Tuesday, March 02, 2004

Whitehorse & Virtualization

Microsoft has been touting a next generation designer for creating services and then facilitating the deployment of the services. As Microsoft puts it:
"When creating mission-critical software, application architects often find themselves communicating with their counterparts who manage data center operations. In the process of delivering a final solution, the application's logical design is often found to be at odds with the actual capabilities of the deployment environment. Typically, this communication breakdown results in lost productivity as architects and operations managers reconcile an application's capabilities with a data center's realities. In Visual Studio Whidbey, Microsoft will mitigate these differences by offering a logical infrastructure designer (Figure 19) that will enable operations managers to specify their logical infrastructure and architects to verify that their application will work within the specified deployment constraints."

The environment allows you to drag a service description to a physical node and drop it on the node to signify deployment.
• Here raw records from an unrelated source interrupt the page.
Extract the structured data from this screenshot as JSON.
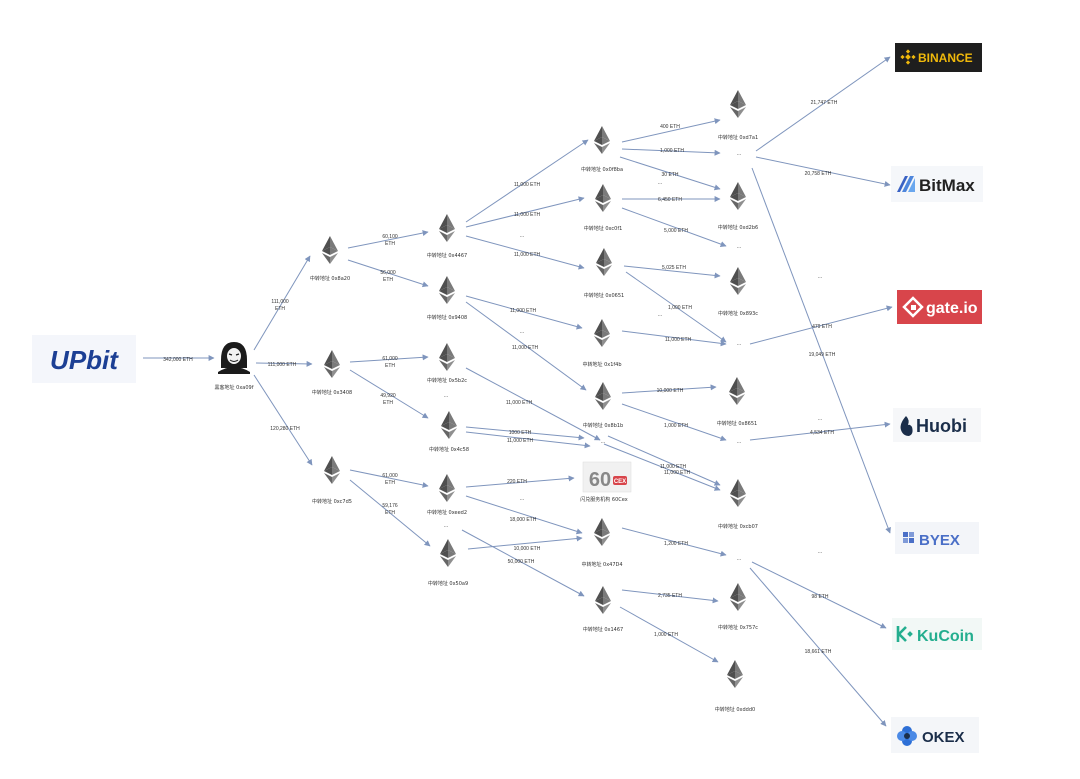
{
  "source": {
    "name": "UPbit",
    "color": "#1c3f94"
  },
  "hacker": {
    "label": "黑客地址 0xa09f"
  },
  "eth_nodes": {
    "n1a": "中转地址 0x8a20",
    "n1b": "中转地址 0x3408",
    "n1c": "中转地址 0xc7d5",
    "n2a": "中转地址 0x4467",
    "n2b": "中转地址 0x9408",
    "n2c": "中转地址 0x5b2c",
    "n2d": "中转地址 0x4c58",
    "n2e": "中转地址 0xeed2",
    "n2f": "中转地址 0x50a9",
    "n3a": "中转地址 0x0f8ba",
    "n3b": "中转地址 0xc0f1",
    "n3c": "中转地址 0x0651",
    "n3d": "中转地址 0x1f4b",
    "n3e": "中转地址 0x8b1b",
    "n3f": "中转地址 0x47D4",
    "n3g": "中转地址 0x1467",
    "n4a": "中转地址 0xd7a1",
    "n4b": "中转地址 0xd2b6",
    "n4c": "中转地址 0x893c",
    "n4d": "中转地址 0x8651",
    "n4e": "中转地址 0xcb07",
    "n4f": "中转地址 0x757c",
    "n4g": "中转地址 0xddd0"
  },
  "exchange_60cex": {
    "label": "闪兑服务机构 60Cex",
    "badge": "60",
    "badge_sub": "CEX"
  },
  "exchanges": {
    "binance": {
      "name": "BINANCE",
      "color": "#f0b90b"
    },
    "bitmax": {
      "name": "BitMax",
      "color": "#222222"
    },
    "gate": {
      "name": "gate.io",
      "color": "#d8454b"
    },
    "huobi": {
      "name": "Huobi",
      "color": "#1b2e4a"
    },
    "byex": {
      "name": "BYEX",
      "color": "#4a6fc7"
    },
    "kucoin": {
      "name": "KuCoin",
      "color": "#24ae8f"
    },
    "okex": {
      "name": "OKEX",
      "color": "#1b2e4a"
    }
  },
  "edge_labels": {
    "upbit_hacker": "342,000 ETH",
    "hacker_n1a_1": "111,000",
    "hacker_n1a_2": "ETH",
    "hacker_n1b": "111,000 ETH",
    "hacker_n1c": "120,280 ETH",
    "n1a_n2a_1": "60,100",
    "n1a_n2a_2": "ETH",
    "n1a_n2b_1": "56,000",
    "n1a_n2b_2": "ETH",
    "n1b_n2c_1": "61,000",
    "n1b_n2c_2": "ETH",
    "n1b_n2d_1": "49,920",
    "n1b_n2d_2": "ETH",
    "n1c_n2e_1": "61,000",
    "n1c_n2e_2": "ETH",
    "n1c_n2f_1": "59,176",
    "n1c_n2f_2": "ETH",
    "n2a_n3a": "11,000 ETH",
    "n2a_n3b": "11,000 ETH",
    "n2a_n3c": "11,000 ETH",
    "n2b_n3d": "11,000 ETH",
    "n2b_n3e": "11,000 ETH",
    "n2c_n3e": "11,000 ETH",
    "n2d_a": "1000 ETH",
    "n2d_b": "11,000 ETH",
    "n2e_cex": "220 ETH",
    "n2e_n3f": "18,000 ETH",
    "n2f_n3f": "10,000 ETH",
    "n2f_n3g": "50,000 ETH",
    "n3a_n4a": "400 ETH",
    "n3a_c1": "1,000 ETH",
    "n3a_n4b": "30 ETH",
    "n3b_n4b": "6,450 ETH",
    "n3b_c2": "5,000 ETH",
    "n3c_n4c": "5,025 ETH",
    "n3c_c3": "1,000 ETH",
    "n3d_c3": "11,000 ETH",
    "n3e_n4d": "10,000 ETH",
    "n3e_c4": "1,000 ETH",
    "n3e_n4e_1": "11,000 ETH",
    "n3e_n4e_2": "11,000 ETH",
    "n3f_c5": "1,200 ETH",
    "n3g_n4f": "2,735 ETH",
    "n3g_n4g": "1,000 ETH",
    "to_binance": "21,747 ETH",
    "to_bitmax": "20,758 ETH",
    "to_gate": "479 ETH",
    "to_byex": "19,049 ETH",
    "to_huobi": "4,534 ETH",
    "to_kucoin": "98 ETH",
    "to_okex": "18,661 ETH"
  }
}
At first this seemed like a great idea, but after spending some time with the IBM grid team they quickly reminded me that "services belong to the network, not a predefined physical node". Thus, hardcoding service locations to a physical node kills the benefit of virtualization. Well - I agree - you want to drag your service to a "service network" and there should be various sub-nets that are partitioned based on resources and capability.

But, I must admit... the Whitehorse demo sure looks cool... It is very "Microsoft".